BY MILES F. SHORE, M.D.

Mental health care has been the quintessential "non-system," dedicated individual providers working largely alone in private offices, isolated from one another except for referrals and consultations, offering psychotherapy as the predominant form of treatment for a wide range of troubling disorders. This care has been repeatedly demonstrated to be effective, with one important exception: Most major mental illnesses--schizophrenia, manic depression and depressive disorders--do not yield to psychotherapy alone. With few definitive treatments and needing expensive long-term care, these patients have long fallen back on public care, a system itself largely abandoned by the public.

Now, converging revolutions in neuroscience and health care economics have the potential to change the situation dramatically. Striking advances in research have strengthened the validity and reliability of definitions of various mental disorders. A host of new biological treatments have come from research --clozapine for treatment-resistant schizophrenia, new medications for obsessive compulsive disorder, and new, highly effective treatments for depression. An explosion of basic research on the causes and treatment of mental illness utilizing molecular biology, molecular genetics, imaging studies and neuropsychology has also ocurred. Services research has led to innovative alternatives to inpatient care and new methods of rehabilitation. Variants of psychotherapy --cognitive/behavioral, interpersonal, and others --based on controlled studies of efficacy and effectiveness offer focused treatment. And extensive research on measures of performance and outcome is providing increasingly useful benchmarks for quality.

These advances are exciting, but they must be translated into practice to benefit patients. This is easier to say than to do, especially in office-based treatment by individual practitioners who cherish their autonomy and the personal nature of the care they provide. It has been said that it took ten years for the average obstetrician to act on the research finding that women did not need to restrict their weight gain during pregnancy, and these were practitioners who worked in hospitals, constantly exposed to colleagues and to the intensive scrutiny of accrediting agencies. How much more difficult is the translation task in a field where, until recently, there has been very little science-based knowledge to guide day to day practice and where practitioners tend to work in isolation.

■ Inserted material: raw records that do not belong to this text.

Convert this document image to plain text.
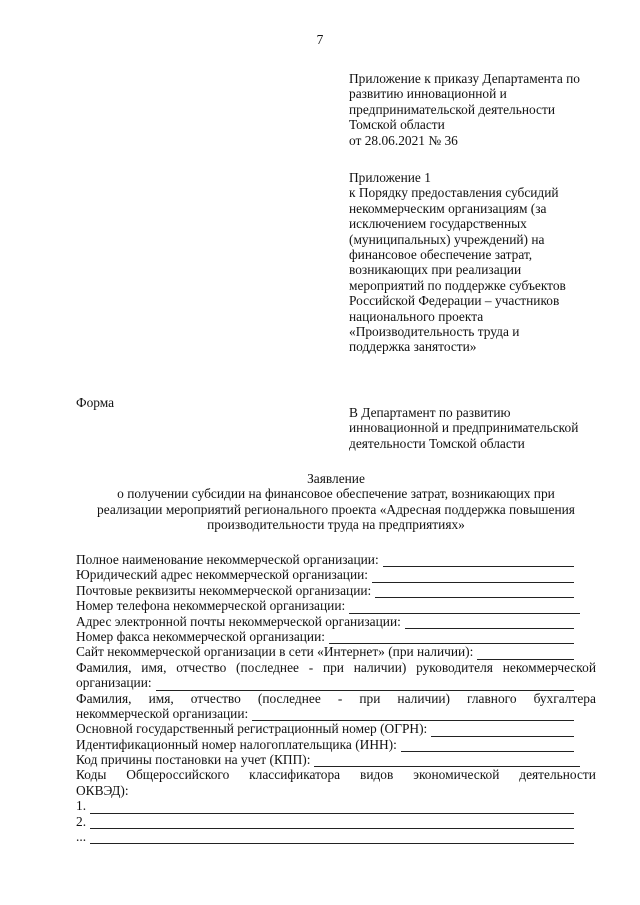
7
Приложение к приказу Департамента по
развитию инновационной и
предпринимательской деятельности
Томской области
от 28.06.2021 № 36
Приложение 1
к Порядку предоставления субсидий
некоммерческим организациям (за
исключением государственных
(муниципальных) учреждений) на
финансовое обеспечение затрат,
возникающих при реализации
мероприятий по поддержке субъектов
Российской Федерации – участников
национального проекта
«Производительность труда и
поддержка занятости»
Форма
В Департамент по развитию
инновационной и предпринимательской
деятельности Томской области
Заявление
о получении субсидии на финансовое обеспечение затрат, возникающих при
реализации мероприятий регионального проекта «Адресная поддержка повышения
производительности труда на предприятиях»
Полное наименование некоммерческой организации:
Юридический адрес некоммерческой организации:
Почтовые реквизиты некоммерческой организации:
Номер телефона некоммерческой организации:
Адрес электронной почты некоммерческой организации:
Номер факса некоммерческой организации:
Сайт некоммерческой организации в сети «Интернет» (при наличии):
Фамилия, имя, отчество (последнее - при наличии) руководителя некоммерческой
организации:
Фамилия, имя, отчество (последнее - при наличии) главного бухгалтера
некоммерческой организации:
Основной государственный регистрационный номер (ОГРН):
Идентификационный номер налогоплательщика (ИНН):
Код причины постановки на учет (КПП):
Коды Общероссийского классификатора видов экономической деятельности
ОКВЭД):
1.
2.
...
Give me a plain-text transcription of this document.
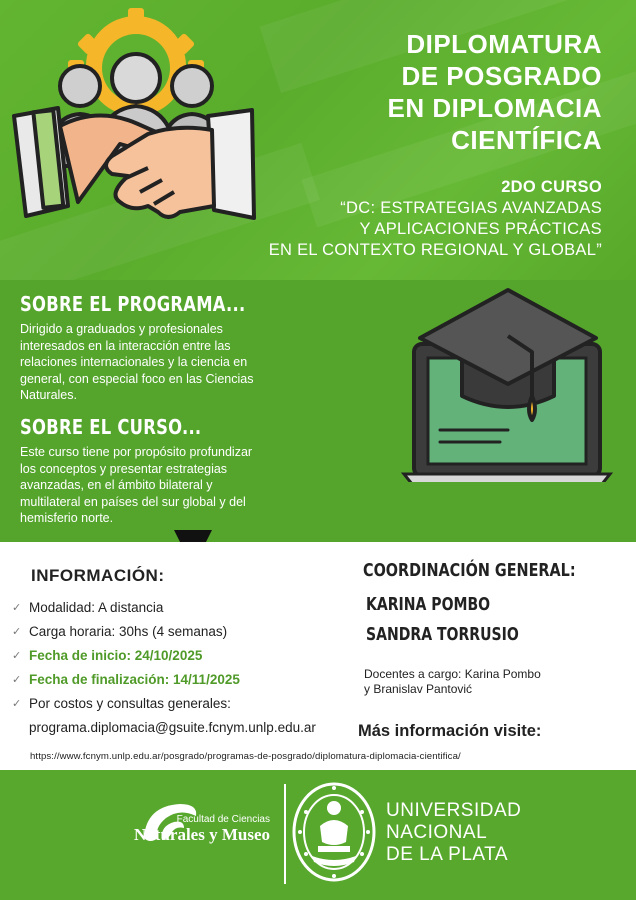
DIPLOMATURA
DE POSGRADO
EN DIPLOMACIA
CIENTÍFICA
2DO CURSO
“DC: ESTRATEGIAS AVANZADAS
Y APLICACIONES PRÁCTICAS
EN EL CONTEXTO REGIONAL Y GLOBAL”
SOBRE EL PROGRAMA...
Dirigido a graduados y profesionales interesados en la interacción entre las relaciones internacionales y la ciencia en general, con especial foco en las Ciencias Naturales.
SOBRE EL CURSO...
Este curso tiene por propósito profundizar los conceptos y presentar estrategias avanzadas, en el ámbito bilateral y multilateral en países del sur global y del hemisferio norte.
INFORMACIÓN:
✓ Modalidad: A distancia
✓ Carga horaria: 30hs (4 semanas)
✓ Fecha de inicio: 24/10/2025
✓ Fecha de finalización: 14/11/2025
✓ Por costos y consultas generales:
programa.diplomacia@gsuite.fcnym.unlp.edu.ar
COORDINACIÓN GENERAL:
KARINA POMBO
SANDRA TORRUSIO
Docentes a cargo: Karina Pombo
y Branislav Pantović
Más información visite:
https://www.fcnym.unlp.edu.ar/posgrado/programas-de-posgrado/diplomatura-diplomacia-cientifica/
Facultad de Ciencias
Naturales y Museo
UNIVERSIDAD
NACIONAL
DE LA PLATA
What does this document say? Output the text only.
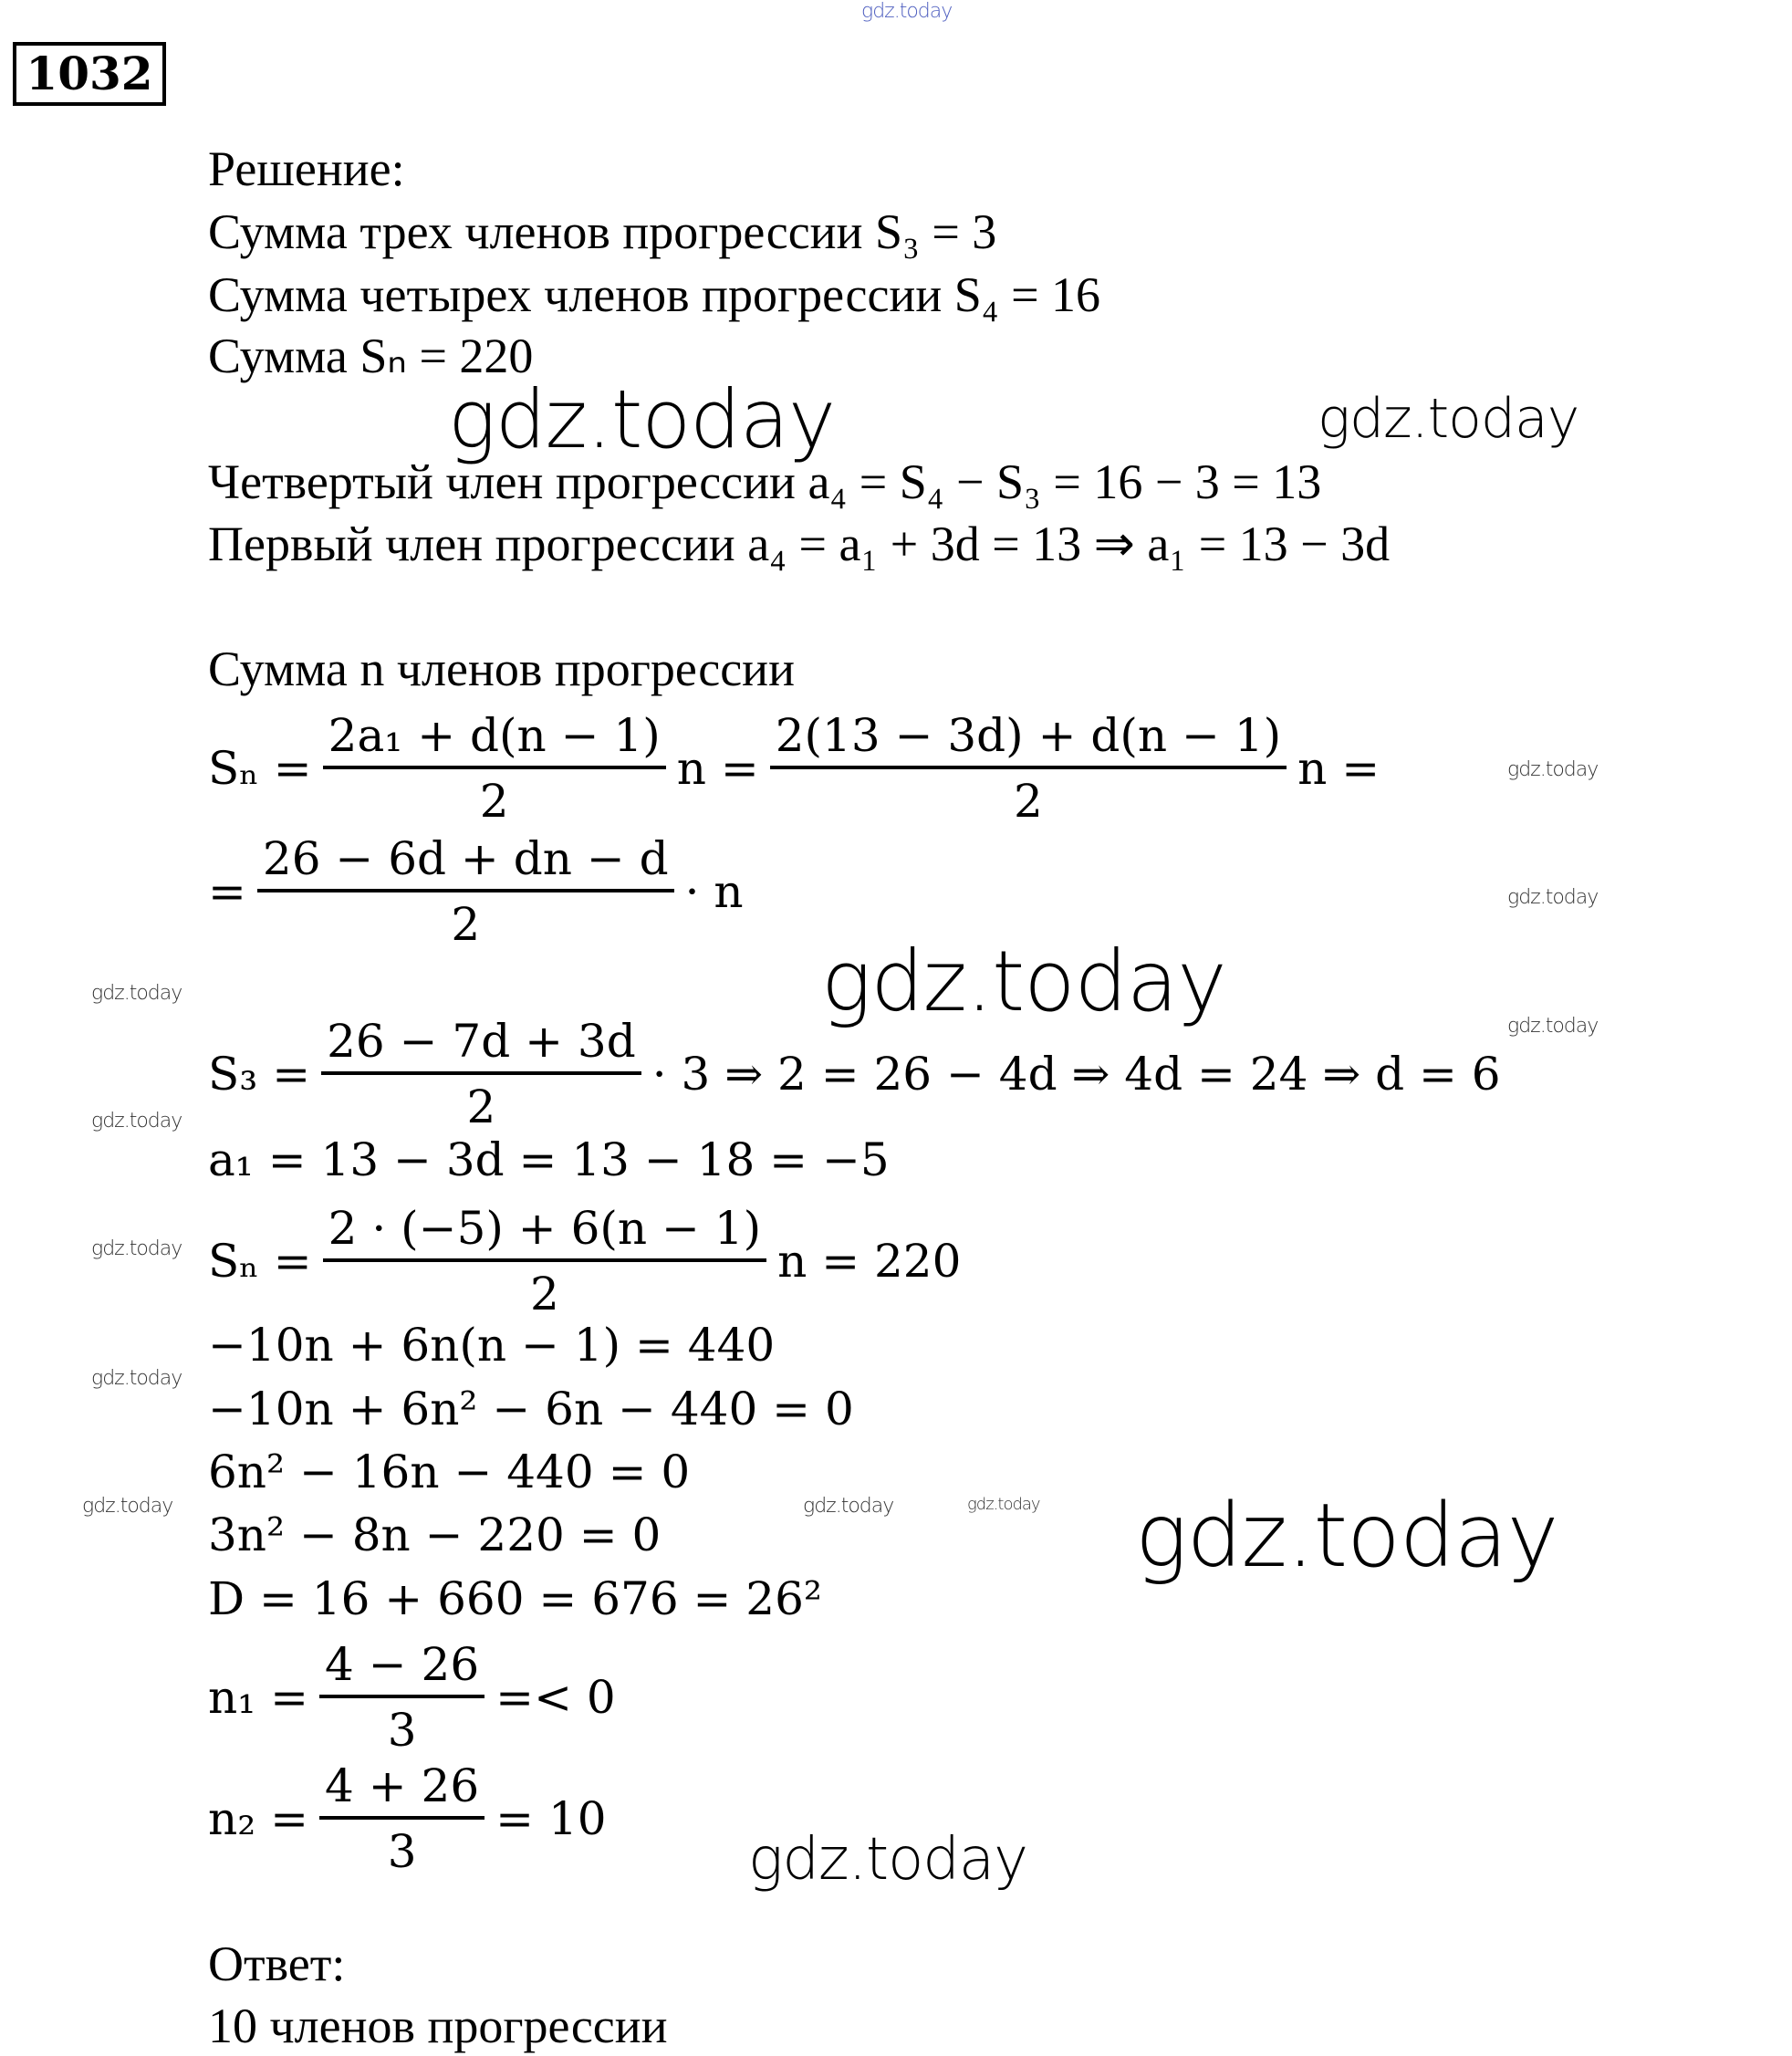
1032
Решение:
Сумма трех членов прогрессии S₃ = 3
Сумма четырех членов прогрессии S₄ = 16
Сумма Sₙ = 220
Четвертый член прогрессии a₄ = S₄ − S₃ = 16 − 3 = 13
Первый член прогрессии a₄ = a₁ + 3d = 13 ⇒ a₁ = 13 − 3d
Сумма n членов прогрессии
$S_n = \frac{\text{2a₁ + d(n − 1)}}{2}$ $n = \frac{2(13 - 3d) + d(n - 1)}{2}$ n =
= $\frac{26 - 6d + dn - d}{2} \cdot n$
$S_3 = \frac{26 - 7d + 3d}{2} \cdot 3$ ⇒ 2 = 26 − 4d ⇒ 4d = 24 ⇒ d = 6
a₁ = 13 − 3d = 13 − 18 = −5
$S_n = \frac{2 \cdot (-5) + 6(n - 1)}{2}$ n = 220
−10n + 6n(n − 1) = 440
−10n + 6n² − 6n − 440 = 0
6n² − 16n − 440 = 0
3n² − 8n − 220 = 0
D = 16 + 660 = 676 = 26²
$n_1 = \frac{4 - 26}{3} =< 0$
$n_2 = \frac{4 + 26}{3} = 10$
Ответ:
10 членов прогрессии
gdz.today
gdz.today	gdz.today
gdz.today
gdz.today
gdz.today
gdz.today
gdz.today
gdz.today
gdz.today
gdz.today
gdz.today	gdz.today	gdz.today gdz.today
gdz.today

Surprisingly, the advent of managed care may offer some help to practitioners in adopting scientific advances. Managed care, by definition, creates links between providers and demands accountability within external guidelines. It also links providers with larger, centralized systems on a national basis. The managed behavioral health care (MBHC) industry is now responsible for some 111 million "covered lives" --employed individuals and their dependents. Some 3 to 5 percent of these individuals seek behavioral health treatment each year. Highly successful, because it offers employers cost savings and some measures of quality and value, the MBHC industry is also intensely controversial, because it creates incentives to limit care and intrudes into the therapist-patient relationship.

But MBHC also opens the door to quality in mental health care by creating organized systems. While these systems are designed to support cost reductions, they also seek to assure quality by measuring process and outcome. They rely on sophisticated electronic links between providers and central case managers and in some cases between provider and provider. Information technology transmits data about eligibility, clinical state, treatment interventions and clinical progress. It can easily be adapted to provide clinical algorithms --electronic consultation systems --to furnish information about disorders that may be complex or unfamiliar to individual providers. These systems can provide ongoing consultation and education about the steps to follow in working with depressions that do not respond to treatment with standard antidepressants, or schizophrenic conditions that do not improve with first-line anti-psychotic medications.

Such practice aids also can include recommendations for psychotherapeutic interventions. This will be more important as drugs get better. For example, clozapine, a biological miracle for some individuals with schizophrenia, opened up a new field of psychotherapy --so-called Rip Van Winkle treatment to help patients catch up on years of psychological development lost during the schizophrenic episode.

In discussing medical errors, Lucien Leape, of the Harvard School of Public Health, contrasted health care with the airline industry. He noted that, in health care, error prevention relies on practitioners to practice with perfection, error-free. In contrast, the airline industry, similar in that life and death depend on the reliability of technology, assumes that human errors will occur, and creates backup systems to compensate. Leape suggests that health care follow suit, using technology to support practitioners in reducing errors and enhancing the quality of care.

His endorsement of technological supports for practice could be extended to include interactive systems available at the site of behavioral treatment. The fledgling efforts to systematize care --the by-product of managed behavioral health care --are ripe for adaptation to this expanded use. With appropriate financial and professional support, office-based practitioners can utilize technology to treat more seriously ill patients, make use of the latest advances in the science base of practice, consult with colleagues, and assure themselves and the public that the treatment of behavioral disorders is at the forefront of medical practice. *


Dr. Shore is Bullard Professor of Psychiatry at Harvard Medical School and Visiting Scholar at the John F. Kennedy School of Government at Harvard.